Positioning their equipment just a few feet of cable away from exchange servers enables HFT firms to capture the most up-to-date market pricing a few milliseconds before the rest of the investing community. This real-time insight into market dynamics offers traders a distinct advantage as they are able to analyze and react to the current state of the market long – actually, a few of milliseconds – before everyone else.
Co-location has become a lucrative proposition for exchanges, who charge HFT firms exorbitant rental rates for low-latency positions in their data centers. This insatiable demand for data center space is the primary reason why many stock exchanges are rapidly expanding the size of their data centers. For example, while the old New York Stock Exchange building was only 46,000 square feet, the new data center in New Jersey sprawls over 400,000 square feet and features 60,000 square feet of co-location space for low-latency trading opportunities by hedge funds and investment firms.
If a millisecond of trade delay seems insignificant, consider this example from the South African Financial Markets Journal: A trader in Sandton, a town just down the road from the Johannesburg Stock Exchange (JSE), could receive packets of updated trading pricing and volume data in as little as 2.7 milliseconds. Conversely, a trader located in Cape Town, almost 900 miles away from the JSE, wouldn’t receive that same packet of information for approximately 20 milliseconds. Simply because of geographical proximity to the exchange platform, the trader in Sandton will have a 17.3 millisecond advantage over the trader in Cape Town.
In the high-speed world of HFT, this advantage could render the Cape Town trader’s information extremely outdated and potentially useless.
There are challenges to co-location particularly for the smaller HFT houses. Cost is a chief obstacle, as exchanges continually increase rates for co-location space, particularly in big cities close to exchanges where data center space is at a premium. Sourcing, deploying, and maintaining the data infrastructures involved with co-location are sometimes outside the budget and expertise of smaller HFT firms, as is the complexity of managing the availability and security of such business-critical equipment off-site.

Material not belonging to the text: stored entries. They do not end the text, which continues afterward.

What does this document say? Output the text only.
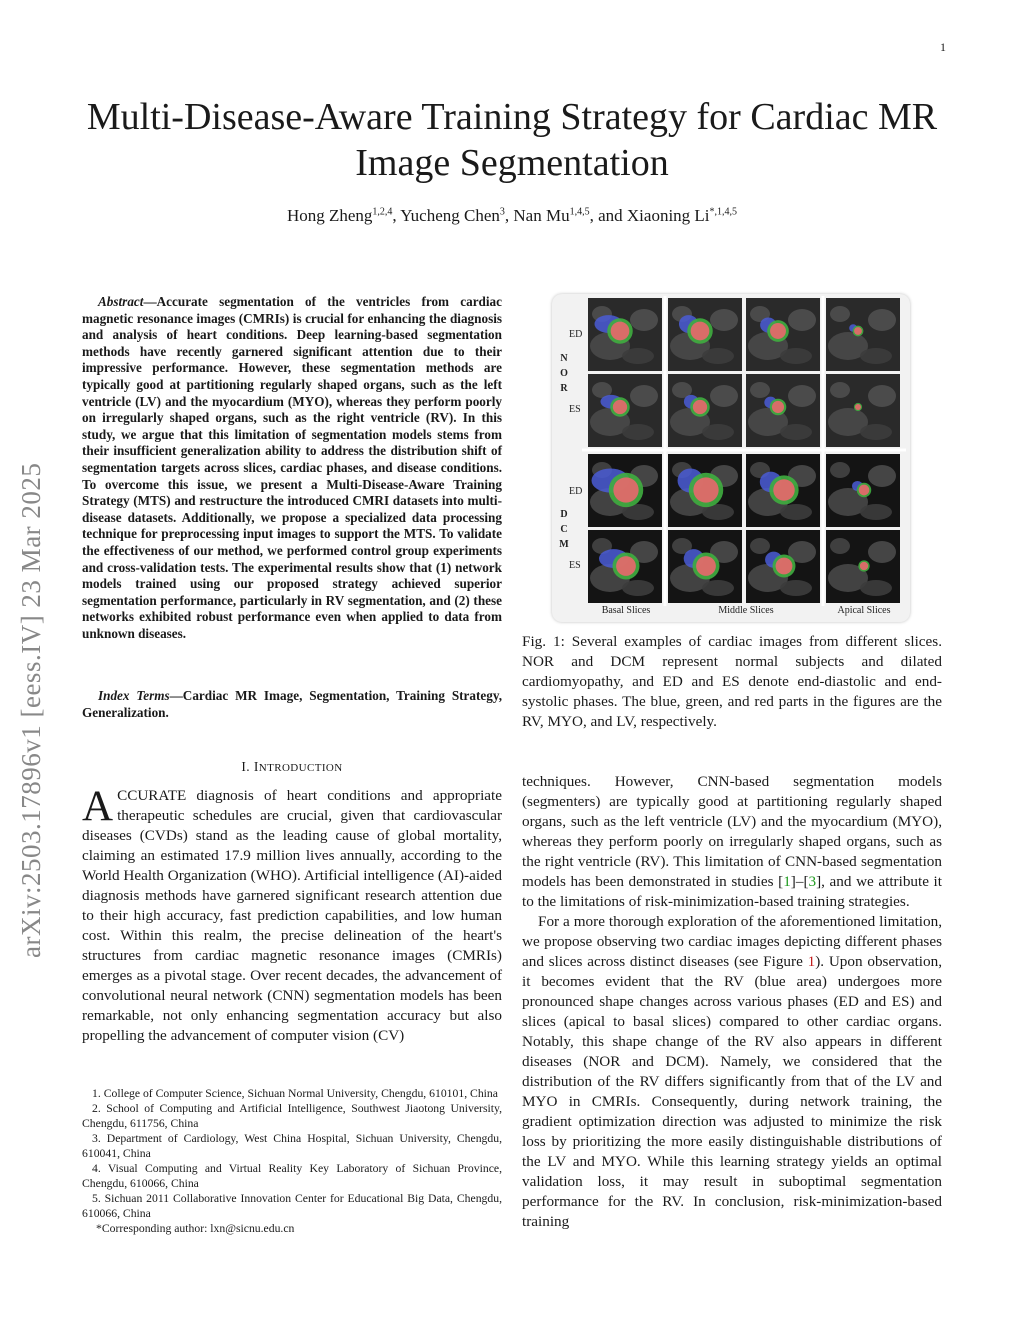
1
arXiv:2503.17896v1 [eess.IV] 23 Mar 2025
Multi-Disease-Aware Training Strategy for Cardiac MR Image Segmentation
Hong Zheng$^{1,2,4}$, Yucheng Chen$^3$, Nan Mu$^{1,4,5}$, and Xiaoning $Li^{*,1,4,5}$
Abstract—Accurate segmentation of the ventricles from cardiac magnetic resonance images (CMRIs) is crucial for enhancing the diagnosis and analysis of heart conditions. Deep learning-based segmentation methods have recently garnered significant attention due to their impressive performance. However, these segmentation methods are typically good at partitioning regularly shaped organs, such as the left ventricle (LV) and the myocardium (MYO), whereas they perform poorly on irregularly shaped organs, such as the right ventricle (RV). In this study, we argue that this limitation of segmentation models stems from their insufficient generalization ability to address the distribution shift of segmentation targets across slices, cardiac phases, and disease conditions. To overcome this issue, we present a Multi-Disease-Aware Training Strategy (MTS) and restructure the introduced CMRI datasets into multi-disease datasets. Additionally, we propose a specialized data processing technique for preprocessing input images to support the MTS. To validate the effectiveness of our method, we performed control group experiments and cross-validation tests. The experimental results show that (1) network models trained using our proposed strategy achieved superior segmentation performance, particularly in RV segmentation, and (2) these networks exhibited robust performance even when applied to data from unknown diseases.
Index Terms—Cardiac MR Image, Segmentation, Training Strategy, Generalization.
I. INTRODUCTION
ACCURATE diagnosis of heart conditions and appropriate therapeutic schedules are crucial, given that cardiovascular diseases (CVDs) stand as the leading cause of global mortality, claiming an estimated 17.9 million lives annually, according to the World Health Organization (WHO). Artificial intelligence (AI)-aided diagnosis methods have garnered significant research attention due to their high accuracy, fast prediction capabilities, and low human cost. Within this realm, the precise delineation of the heart's structures from cardiac magnetic resonance images (CMRIs) emerges as a pivotal stage. Over recent decades, the advancement of convolutional neural network (CNN) segmentation models has been remarkable, not only enhancing segmentation accuracy but also propelling the advancement of computer vision (CV)

1. College of Computer Science, Sichuan Normal University, Chengdu, 610101, China

2. School of Computing and Artificial Intelligence, Southwest Jiaotong University, Chengdu, 611756, China

3. Department of Cardiology, West China Hospital, Sichuan University, Chengdu, 610041, China

4. Visual Computing and Virtual Reality Key Laboratory of Sichuan Province, Chengdu, 610066, China

5. Sichuan 2011 Collaborative Innovation Center for Educational Big Data, Chengdu, 610066, China

*Corresponding author: lxn@sicnu.edu.cn

ED
ES
N
O
R
ED
ES
D
C
M
Basal Slices	Middle Slices	Apical Slices
Fig. 1: Several examples of cardiac images from different slices. NOR and DCM represent normal subjects and dilated cardiomyopathy, and ED and ES denote end-diastolic and end-systolic phases. The blue, green, and red parts in the figures are the RV, MYO, and LV, respectively.

techniques. However, CNN-based segmentation models (segmenters) are typically good at partitioning regularly shaped organs, such as the left ventricle (LV) and the myocardium (MYO), whereas they perform poorly on irregularly shaped organs, such as the right ventricle (RV). This limitation of CNN-based segmentation models has been demonstrated in studies [1]–[3], and we attribute it to the limitations of risk-minimization-based training strategies.

For a more thorough exploration of the aforementioned limitation, we propose observing two cardiac images depicting different phases and slices across distinct diseases (see Figure 1). Upon observation, it becomes evident that the RV (blue area) undergoes more pronounced shape changes across various phases (ED and ES) and slices (apical to basal slices) compared to other cardiac organs. Notably, this shape change of the RV also appears in different diseases (NOR and DCM). Namely, we considered that the distribution of the RV differs significantly from that of the LV and MYO in CMRIs. Consequently, during network training, the gradient optimization direction was adjusted to minimize the risk loss by prioritizing the more easily distinguishable distributions of the LV and MYO. While this learning strategy yields an optimal validation loss, it may result in suboptimal segmentation performance for the RV. In conclusion, risk-minimization-based training
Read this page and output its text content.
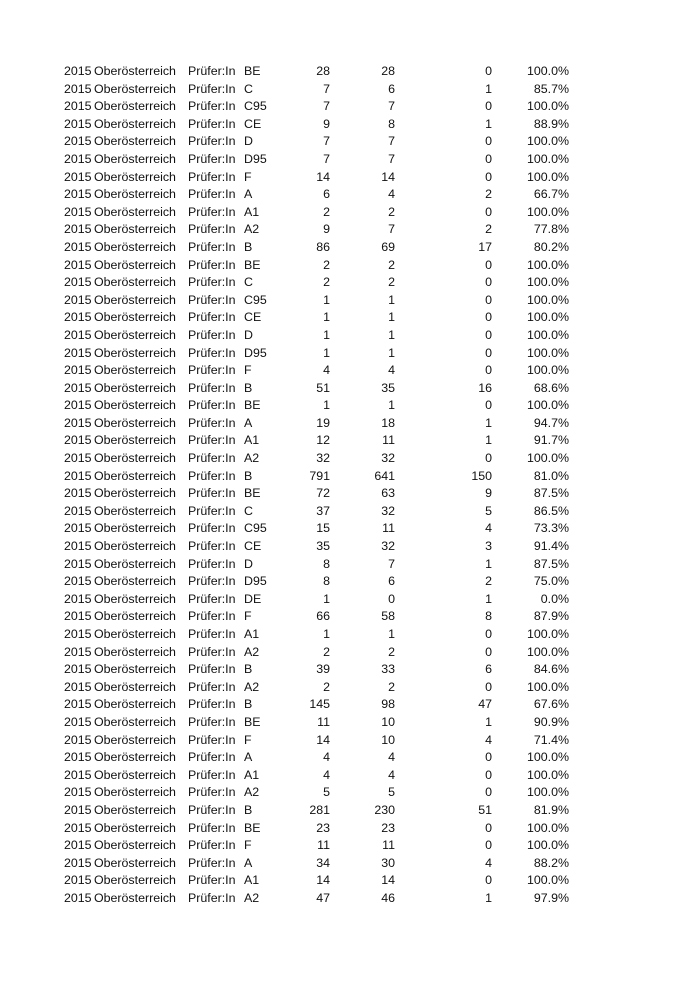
2015 Oberösterreich Prüfer:In BE	28	28	0	100.0%
2015 Oberösterreich Prüfer:In C	7	6	1	85.7%
2015 Oberösterreich Prüfer:In C95	7	7	0	100.0%
2015 Oberösterreich Prüfer:In CE	9	8	1	88.9%
2015 Oberösterreich Prüfer:In D	7	7	0	100.0%
2015 Oberösterreich Prüfer:In D95	7	7	0	100.0%
2015 Oberösterreich Prüfer:In F	14	14	0	100.0%
2015 Oberösterreich Prüfer:In A	6	4	2	66.7%
2015 Oberösterreich Prüfer:In A1	2	2	0	100.0%
2015 Oberösterreich Prüfer:In A2	9	7	2	77.8%
2015 Oberösterreich Prüfer:In B	86	69	17	80.2%
2015 Oberösterreich Prüfer:In BE	2	2	0	100.0%
2015 Oberösterreich Prüfer:In C	2	2	0	100.0%
2015 Oberösterreich Prüfer:In C95	1	1	0	100.0%
2015 Oberösterreich Prüfer:In CE	1	1	0	100.0%
2015 Oberösterreich Prüfer:In D	1	1	0	100.0%
2015 Oberösterreich Prüfer:In D95	1	1	0	100.0%
2015 Oberösterreich Prüfer:In F	4	4	0	100.0%
2015 Oberösterreich Prüfer:In B	51	35	16	68.6%
2015 Oberösterreich Prüfer:In BE	1	1	0	100.0%
2015 Oberösterreich Prüfer:In A	19	18	1	94.7%
2015 Oberösterreich Prüfer:In A1	12	11	1	91.7%
2015 Oberösterreich Prüfer:In A2	32	32	0	100.0%
2015 Oberösterreich Prüfer:In B	791	641	150	81.0%
2015 Oberösterreich Prüfer:In BE	72	63	9	87.5%
2015 Oberösterreich Prüfer:In C	37	32	5	86.5%
2015 Oberösterreich Prüfer:In C95	15	11	4	73.3%
2015 Oberösterreich Prüfer:In CE	35	32	3	91.4%
2015 Oberösterreich Prüfer:In D	8	7	1	87.5%
2015 Oberösterreich Prüfer:In D95	8	6	2	75.0%
2015 Oberösterreich Prüfer:In DE	1	0	1	0.0%
2015 Oberösterreich Prüfer:In F	66	58	8	87.9%
2015 Oberösterreich Prüfer:In A1	1	1	0	100.0%
2015 Oberösterreich Prüfer:In A2	2	2	0	100.0%
2015 Oberösterreich Prüfer:In B	39	33	6	84.6%
2015 Oberösterreich Prüfer:In A2	2	2	0	100.0%
2015 Oberösterreich Prüfer:In B	145	98	47	67.6%
2015 Oberösterreich Prüfer:In BE	11	10	1	90.9%
2015 Oberösterreich Prüfer:In F	14	10	4	71.4%
2015 Oberösterreich Prüfer:In A	4	4	0	100.0%
2015 Oberösterreich Prüfer:In A1	4	4	0	100.0%
2015 Oberösterreich Prüfer:In A2	5	5	0	100.0%
2015 Oberösterreich Prüfer:In B	281	230	51	81.9%
2015 Oberösterreich Prüfer:In BE	23	23	0	100.0%
2015 Oberösterreich Prüfer:In F	11	11	0	100.0%
2015 Oberösterreich Prüfer:In A	34	30	4	88.2%
2015 Oberösterreich Prüfer:In A1	14	14	0	100.0%
2015 Oberösterreich Prüfer:In A2	47	46	1	97.9%
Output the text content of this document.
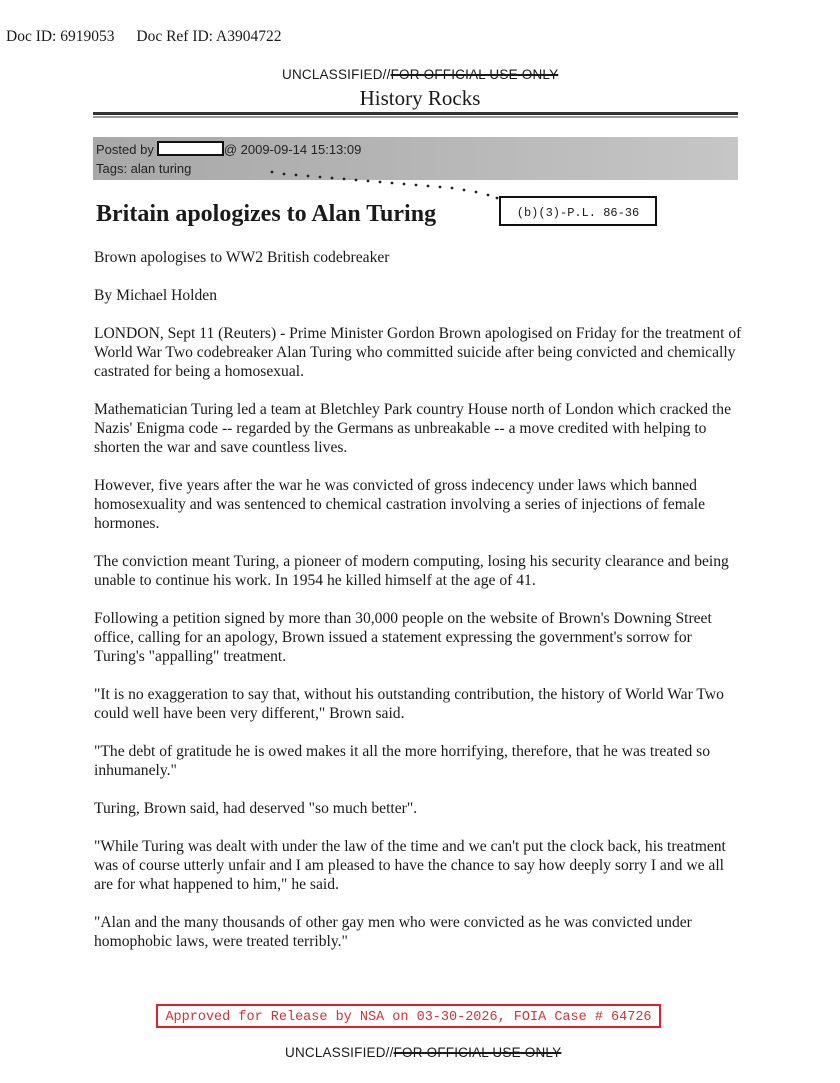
Doc ID: 6919053 Doc Ref ID: A3904722
UNCLASSIFIED//FOR OFFICIAL USE ONLY
History Rocks
Posted by	@ 2009-09-14 15:13:09
Tags: alan turing
Britain apologizes to Alan Turing	(b)(3)-P.L. 86-36

Brown apologises to WW2 British codebreaker

By Michael Holden

LONDON, Sept 11 (Reuters) - Prime Minister Gordon Brown apologised on Friday for the treatment of World War Two codebreaker Alan Turing who committed suicide after being convicted and chemically castrated for being a homosexual.

Mathematician Turing led a team at Bletchley Park country House north of London which cracked the Nazis' Enigma code -- regarded by the Germans as unbreakable -- a move credited with helping to shorten the war and save countless lives.

However, five years after the war he was convicted of gross indecency under laws which banned homosexuality and was sentenced to chemical castration involving a series of injections of female hormones.

The conviction meant Turing, a pioneer of modern computing, losing his security clearance and being unable to continue his work. In 1954 he killed himself at the age of 41.

Following a petition signed by more than 30,000 people on the website of Brown's Downing Street office, calling for an apology, Brown issued a statement expressing the government's sorrow for Turing's "appalling" treatment.

"It is no exaggeration to say that, without his outstanding contribution, the history of World War Two could well have been very different," Brown said.

"The debt of gratitude he is owed makes it all the more horrifying, therefore, that he was treated so inhumanely."

Turing, Brown said, had deserved "so much better".

"While Turing was dealt with under the law of the time and we can't put the clock back, his treatment was of course utterly unfair and I am pleased to have the chance to say how deeply sorry I and we all are for what happened to him," he said.

"Alan and the many thousands of other gay men who were convicted as he was convicted under homophobic laws, were treated terribly."

Approved for Release by NSA on 03-30-2026, FOIA Case # 64726
UNCLASSIFIED//FOR OFFICIAL USE ONLY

However, hardware solutions are available now which are optimized for easy co-location data center deployments. Server configurations that are right-sized to fit the standard power capacities of most exchange co-location facilities and have a small footprint to economize on space help reduce the costs and complexity of co-location deployments, while ample processing power adds to the fight against system latency.
Rapidly advancing computing and connectivity technologies are permanently altering the trading landscape – from open outcry to quiet automation, from men to machines. In this environment of ever-increasing trading speeds, HFT firms must find ways to compete more intelligently while also reducing the costs and complexity of their IT infrastructure. Co-location is an essential component of infrastructure strategy as firms seek to exploit microsecond latency advantages to help them succeed in today’s increasingly competitive financial markets.